Blackpool was at the top of the ‘large sized centres’ list with a vacancy rate of almost a third. Bradford, Wolverhampton, Nottingham and Doncaster were also in the top five.
In the ‘medium sized centres’ list, Altrincham was top with just over 30 percent vacancies, with Margate, Dewsbury and Stockton-on-Tees following closely behind.
The survey showed that the big centres in London and the South East, in particular, were holding up well, while further north vacancy rates were much higher, despite a slowdown in the overall increase in vacancy rates. The statistics appear to indicate this is due cities and towns in the south of England recovering at a much more rapid rate than those in the north.
The Local Data Company business development director Matthew Hopkinson said: “Our latest report shows the reality of a slowed but still rising increase in shop vacancy rates across the country. Whilst some centres, particularly Central London and the South East are showing stabilisation or improvement, others in the provinces are not.

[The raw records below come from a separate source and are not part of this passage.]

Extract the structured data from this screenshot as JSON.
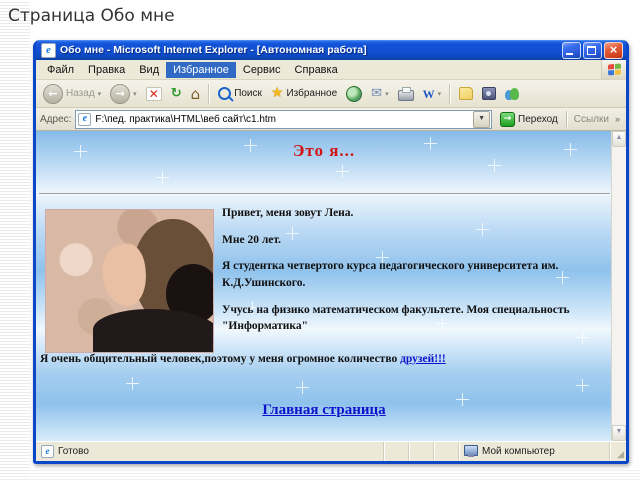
{
  "slide": {
    "title": "Страница Обо мне"
  },
  "colors": {
    "titlebar_blue": "#1150d2",
    "chrome_tan": "#ece9d8",
    "heading_red": "#d21414",
    "link_blue": "#0f12cc",
    "content_blue": "#8fc2ec"
  },
  "window": {
    "title": "Обо мне - Microsoft Internet Explorer - [Автономная работа]",
    "menu": {
      "items": [
        "Файл",
        "Правка",
        "Вид",
        "Избранное",
        "Сервис",
        "Справка"
      ],
      "active_item": "Избранное"
    },
    "toolbar": {
      "back": "Назад",
      "search": "Поиск",
      "favorites": "Избранное"
    },
    "address": {
      "label": "Адрес:",
      "value": "F:\\пед. практика\\HTML\\веб сайт\\c1.htm",
      "go": "Переход",
      "links": "Ссылки",
      "links_chevron": "»"
    },
    "status": {
      "ready": "Готово",
      "zone": "Мой компьютер"
    }
  },
  "page": {
    "heading": "Это я...",
    "paragraphs": [
      "Привет, меня зовут Лена.",
      "Мне 20 лет.",
      "Я студентка четвертого курса педагогического университета им. К.Д.Ушинского.",
      "Учусь на физико математическом факультете. Моя специальность \"Информатика\""
    ],
    "friends_prefix": "Я очень общительный человек,поэтому у меня огромное количество ",
    "friends_link": "друзей!!!",
    "home_link": "Главная страница"
  }
}
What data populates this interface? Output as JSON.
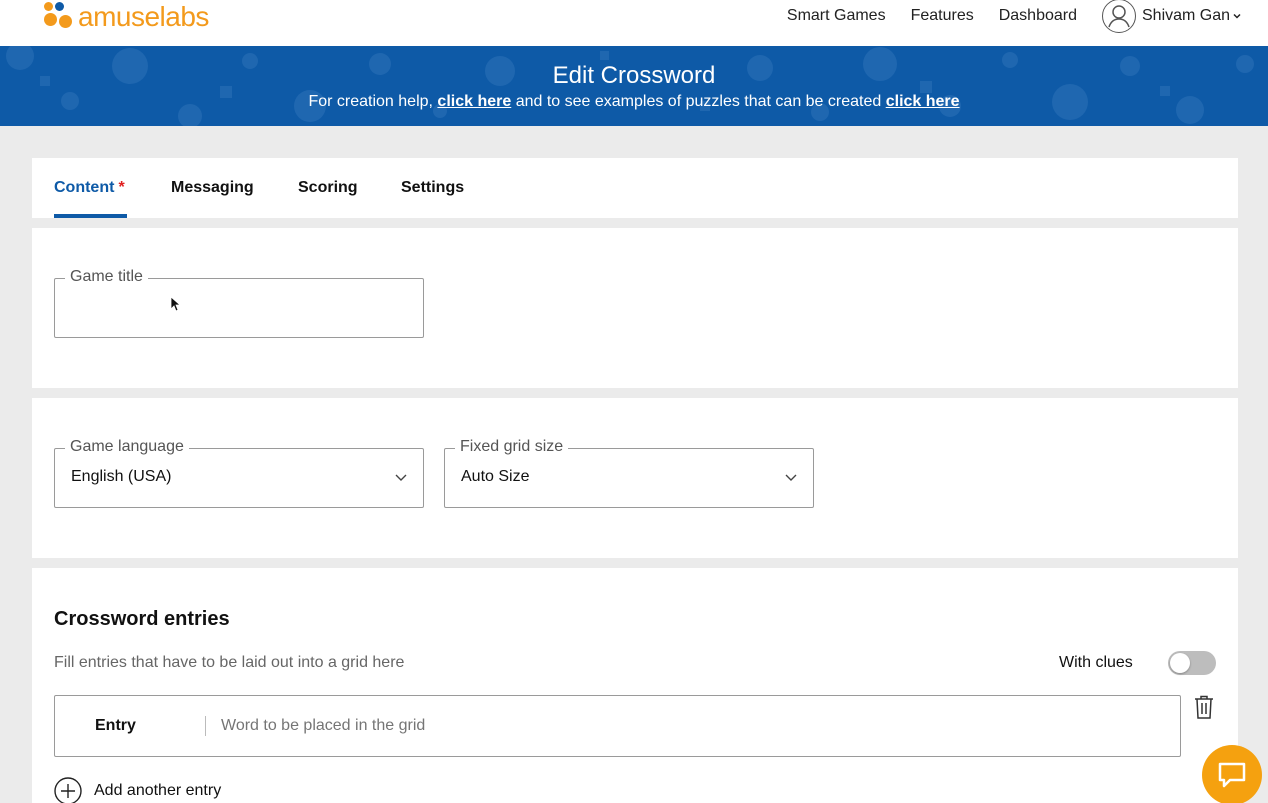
{
  "brand": {
    "logo_text": "amuselabs",
    "logo_color": "#f39a1c"
  },
  "nav": {
    "links": [
      "Smart Games",
      "Features",
      "Dashboard"
    ],
    "user_name": "Shivam Gan",
    "user_chevron": "chevron-down-icon"
  },
  "banner": {
    "title": "Edit Crossword",
    "subtitle_pre": "For creation help,",
    "link1": "click here",
    "subtitle_mid": "and to see examples of puzzles that can be created",
    "link2": "click here",
    "color": "#0e5aa7"
  },
  "tabs": [
    {
      "label": "Content",
      "required": "*",
      "active": true
    },
    {
      "label": "Messaging"
    },
    {
      "label": "Scoring"
    },
    {
      "label": "Settings"
    }
  ],
  "game_title": {
    "label": "Game title",
    "value": ""
  },
  "game_language": {
    "label": "Game language",
    "value": "English (USA)"
  },
  "grid_size": {
    "label": "Fixed grid size",
    "value": "Auto Size"
  },
  "entries": {
    "title": "Crossword entries",
    "description": "Fill entries that have to be laid out into a grid here",
    "with_clues_label": "With clues",
    "with_clues_on": false,
    "entry_label": "Entry",
    "entry_placeholder": "Word to be placed in the grid",
    "add_label": "Add another entry"
  },
  "colors": {
    "accent": "#0e5aa7",
    "required": "#e02020",
    "chat": "#f5a10f"
  }
}
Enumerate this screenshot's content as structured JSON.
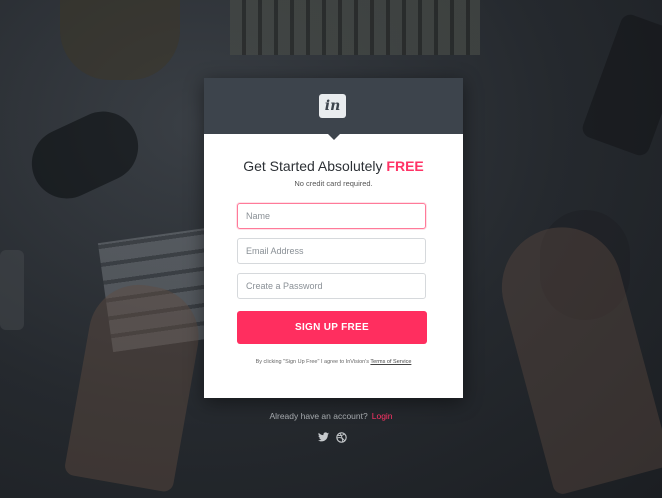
{
  "logo": {
    "text": "in"
  },
  "heading": {
    "prefix": "Get Started Absolutely ",
    "accent": "FREE"
  },
  "subtitle": "No credit card required.",
  "form": {
    "name_placeholder": "Name",
    "email_placeholder": "Email Address",
    "password_placeholder": "Create a Password",
    "submit_label": "SIGN UP FREE"
  },
  "terms": {
    "prefix": "By clicking \"Sign Up Free\" I agree to InVision's ",
    "link": "Terms of Service"
  },
  "login": {
    "prompt": "Already have an account?",
    "link": "Login"
  },
  "social": {
    "icons": [
      "twitter-icon",
      "dribbble-icon"
    ]
  },
  "colors": {
    "accent": "#ff2e5f",
    "header": "#3d444c"
  }
}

The impact of the VAT increase, public sector cuts and fierce competition within the ‘multi channel’ retail environment make it increasingly hard for shops on our high streets. In light of these new and fast growing ‘off the high street’ channels, will we ever need these vacant shops again? For those that survive, service, quality of offer and price need to be their values in order to ensure they can thrive.”